Is this a bug in Pandas or intentional behavior? Is there any way to force Pandas to ignore the index when I create a new column from a pd.Series?
CodePudding user response:
If you don't want the conversions of dtypes between pandas and numpy (for example, with datetimes), you can set the index of the Series same as the index of the DataFrame before assigning to a column:
either with
.set_axis()
The original Series will have its index preserved - by default this operation is not in place:
ser = pd.Series(['alpha', 'beta', 'gamma'])

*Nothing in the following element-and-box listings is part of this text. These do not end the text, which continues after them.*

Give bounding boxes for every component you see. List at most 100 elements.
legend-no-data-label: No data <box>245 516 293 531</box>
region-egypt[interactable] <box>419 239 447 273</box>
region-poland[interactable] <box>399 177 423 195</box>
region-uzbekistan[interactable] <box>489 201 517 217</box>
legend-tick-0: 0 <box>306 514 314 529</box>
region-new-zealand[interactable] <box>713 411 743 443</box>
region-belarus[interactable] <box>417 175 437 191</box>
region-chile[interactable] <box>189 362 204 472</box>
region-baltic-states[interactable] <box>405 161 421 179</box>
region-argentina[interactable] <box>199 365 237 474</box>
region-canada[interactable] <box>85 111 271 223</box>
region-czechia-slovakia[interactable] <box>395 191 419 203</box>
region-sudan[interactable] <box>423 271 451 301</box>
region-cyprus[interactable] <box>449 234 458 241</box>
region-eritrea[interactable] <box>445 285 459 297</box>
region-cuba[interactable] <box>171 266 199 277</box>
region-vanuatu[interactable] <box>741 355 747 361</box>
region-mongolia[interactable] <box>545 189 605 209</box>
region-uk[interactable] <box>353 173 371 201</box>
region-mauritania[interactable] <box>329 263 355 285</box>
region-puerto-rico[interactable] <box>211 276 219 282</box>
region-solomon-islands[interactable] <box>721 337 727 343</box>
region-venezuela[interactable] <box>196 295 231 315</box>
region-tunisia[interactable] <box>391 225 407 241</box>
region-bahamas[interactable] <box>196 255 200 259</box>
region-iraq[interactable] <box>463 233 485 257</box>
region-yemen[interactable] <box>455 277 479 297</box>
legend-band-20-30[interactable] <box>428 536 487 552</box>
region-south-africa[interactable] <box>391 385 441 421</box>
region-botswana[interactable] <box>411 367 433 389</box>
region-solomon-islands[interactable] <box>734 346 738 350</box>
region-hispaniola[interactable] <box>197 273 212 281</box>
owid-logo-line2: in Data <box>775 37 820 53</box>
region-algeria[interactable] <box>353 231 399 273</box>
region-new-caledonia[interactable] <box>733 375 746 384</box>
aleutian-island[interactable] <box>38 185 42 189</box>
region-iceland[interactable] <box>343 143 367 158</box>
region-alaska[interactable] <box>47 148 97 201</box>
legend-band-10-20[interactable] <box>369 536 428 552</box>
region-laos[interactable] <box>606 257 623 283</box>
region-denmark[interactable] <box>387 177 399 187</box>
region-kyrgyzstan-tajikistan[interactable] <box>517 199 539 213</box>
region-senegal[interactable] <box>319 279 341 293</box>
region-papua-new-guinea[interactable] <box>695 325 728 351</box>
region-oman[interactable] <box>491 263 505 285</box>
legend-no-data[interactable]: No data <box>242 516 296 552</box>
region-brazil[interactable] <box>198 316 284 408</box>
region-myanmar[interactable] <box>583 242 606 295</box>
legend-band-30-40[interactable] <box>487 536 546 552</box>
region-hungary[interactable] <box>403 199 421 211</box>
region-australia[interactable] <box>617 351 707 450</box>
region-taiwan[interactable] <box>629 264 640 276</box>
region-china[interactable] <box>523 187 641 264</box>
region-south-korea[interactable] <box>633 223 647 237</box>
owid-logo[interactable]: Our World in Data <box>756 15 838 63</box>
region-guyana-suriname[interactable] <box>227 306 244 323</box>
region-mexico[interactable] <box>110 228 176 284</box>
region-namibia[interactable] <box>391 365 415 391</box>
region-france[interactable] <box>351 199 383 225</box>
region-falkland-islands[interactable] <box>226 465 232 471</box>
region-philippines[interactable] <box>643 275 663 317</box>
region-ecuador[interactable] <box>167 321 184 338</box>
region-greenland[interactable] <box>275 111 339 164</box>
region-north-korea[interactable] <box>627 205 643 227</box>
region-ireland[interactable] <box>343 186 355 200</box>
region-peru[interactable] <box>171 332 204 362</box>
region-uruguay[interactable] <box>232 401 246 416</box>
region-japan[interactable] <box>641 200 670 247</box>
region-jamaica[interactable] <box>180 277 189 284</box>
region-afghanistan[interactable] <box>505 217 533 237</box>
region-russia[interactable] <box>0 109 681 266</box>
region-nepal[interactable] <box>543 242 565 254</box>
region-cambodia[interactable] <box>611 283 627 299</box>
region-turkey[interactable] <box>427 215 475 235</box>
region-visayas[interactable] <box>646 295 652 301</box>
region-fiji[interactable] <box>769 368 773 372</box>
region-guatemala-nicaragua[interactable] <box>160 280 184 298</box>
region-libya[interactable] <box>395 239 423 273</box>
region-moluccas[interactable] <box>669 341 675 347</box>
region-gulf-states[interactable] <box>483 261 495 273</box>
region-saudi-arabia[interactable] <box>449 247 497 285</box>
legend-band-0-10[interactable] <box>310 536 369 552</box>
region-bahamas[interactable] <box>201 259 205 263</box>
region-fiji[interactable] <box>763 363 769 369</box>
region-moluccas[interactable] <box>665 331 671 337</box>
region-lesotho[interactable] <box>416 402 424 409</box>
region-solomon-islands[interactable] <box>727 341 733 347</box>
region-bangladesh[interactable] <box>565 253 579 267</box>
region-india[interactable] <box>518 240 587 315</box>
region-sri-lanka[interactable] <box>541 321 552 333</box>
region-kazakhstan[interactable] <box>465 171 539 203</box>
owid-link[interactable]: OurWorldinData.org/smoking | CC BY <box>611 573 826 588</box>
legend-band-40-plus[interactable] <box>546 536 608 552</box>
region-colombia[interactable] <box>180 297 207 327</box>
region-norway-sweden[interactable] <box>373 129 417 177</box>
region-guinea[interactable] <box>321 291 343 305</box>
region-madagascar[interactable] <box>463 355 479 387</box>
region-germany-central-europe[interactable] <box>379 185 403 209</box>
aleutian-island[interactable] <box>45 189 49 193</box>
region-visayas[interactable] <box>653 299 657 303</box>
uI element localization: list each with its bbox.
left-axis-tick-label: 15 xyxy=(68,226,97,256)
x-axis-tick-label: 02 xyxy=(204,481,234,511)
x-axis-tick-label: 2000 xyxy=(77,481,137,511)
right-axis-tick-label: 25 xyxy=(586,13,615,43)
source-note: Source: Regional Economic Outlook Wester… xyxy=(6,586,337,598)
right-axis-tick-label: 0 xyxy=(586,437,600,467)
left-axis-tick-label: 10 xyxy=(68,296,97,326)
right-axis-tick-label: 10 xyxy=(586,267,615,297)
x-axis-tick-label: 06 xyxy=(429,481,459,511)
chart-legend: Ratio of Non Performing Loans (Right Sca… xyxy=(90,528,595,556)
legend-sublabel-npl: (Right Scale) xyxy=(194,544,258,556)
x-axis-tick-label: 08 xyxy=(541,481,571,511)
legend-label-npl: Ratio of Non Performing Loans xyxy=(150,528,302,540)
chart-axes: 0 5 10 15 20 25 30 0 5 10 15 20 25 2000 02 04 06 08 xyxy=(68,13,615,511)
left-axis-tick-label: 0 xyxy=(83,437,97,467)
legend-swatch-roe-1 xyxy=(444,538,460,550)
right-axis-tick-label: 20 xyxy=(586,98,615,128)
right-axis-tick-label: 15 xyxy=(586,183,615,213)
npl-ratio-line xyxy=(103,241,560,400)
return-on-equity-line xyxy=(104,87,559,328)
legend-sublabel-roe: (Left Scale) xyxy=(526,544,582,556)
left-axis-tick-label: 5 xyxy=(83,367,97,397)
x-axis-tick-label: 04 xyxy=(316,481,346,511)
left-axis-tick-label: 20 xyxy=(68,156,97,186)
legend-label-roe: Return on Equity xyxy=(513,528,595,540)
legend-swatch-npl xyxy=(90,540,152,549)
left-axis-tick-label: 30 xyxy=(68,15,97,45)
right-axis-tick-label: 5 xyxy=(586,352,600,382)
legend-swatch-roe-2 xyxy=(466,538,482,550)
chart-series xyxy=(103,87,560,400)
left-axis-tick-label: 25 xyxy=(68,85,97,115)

df['b'] = ser.set_axis(df.index)
- or you can change the index of the original Series:
ser.index = df.index # ser.set_axis(df.index, inplace=True) # alternative
df['b'] = ser
OR:
Use a numpy array instead of a Series. It doesn't have indices, so there is nothing to be aligned by.
Any Series can be converted to a numpy array with .to_numpy()
:
df['b'] = ser.to_numpy()
Any other array-like also can be used, for example, a list.
CodePudding user response:
I don't know if it is on purpose, but the new column assignment is based on index, do you need to maintain the old indexes?
If the answer is no you can simply reset the index before adding a new column
df.reset_index(drop=True)
CodePudding user response:
In your example, I don't see any reason to make it a new Series? (Even if something strips the index, like converting to a list)
df = pd.DataFrame({'num': [1, 2, 3]}, index=[2, 0, 1]) \
.assign(num_times_two=lambda x: list(x['num']*2))
print(df)
Output:
num num_times_two
2 1 2
0 2 4
1 3 6